10.1016/j.cjtee.2015.11.012

PMID

unavailable

Abstract

OBJECTIVE
The 8.12 Tianjin Port Explosion in 2015 caused heavy casualties. Pingjin Hospital, an affiliated college hospital in Tianjin, China participated in the rescue activities. This study aims to analyze the emergency medical response to this event and share experience with trauma physicians to optimize the use of medical resource and reduce mortality of critical patients.
Methods
As a trauma centre at the accident city, our hospital treated 298 patients. We retrospectively analyzed the data of emergency medical response, including injury triage, injury type, ICU patient flow, and medical resource use.
Results
There were totally 165 deaths, 8 missing, and 797 non-fatal injuries in this explosion. Our hospital treated 298 casualties in two surges of medical demand. The first one appeared at 1 h after explosion when 147 wounded were received and the second one at 4 h when 31 seriously injured patients were received, among whom 29 were transferred from Tianjin Emergency Center which was responsible for the scene injury triage.

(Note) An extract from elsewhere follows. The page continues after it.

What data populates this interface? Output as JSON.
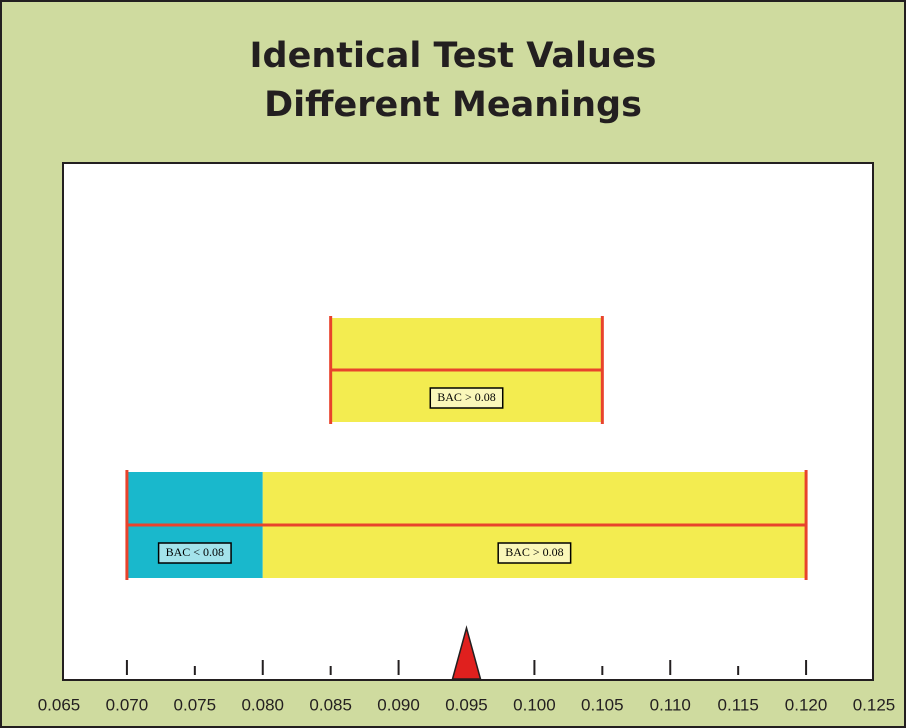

After reexamination and triage, only 11 cases were defined as critical ill patients. The over-triage rate reached as high as 62.07%. Seventeen patients underwent surgery and 17 patients were admitted to the intensive care unit.
Conclusions
The present pre-hospital system is incomplete and may induce two surges of medical demand. The first one has a much larger number of casualties than predicted but the injury level is mild; while the second one has less wounded but almost all of them are critical patients. The over-triage rate is high. The hospital emergency response can be improved by an effective re-triage and implementation of a hospital-wide damage control.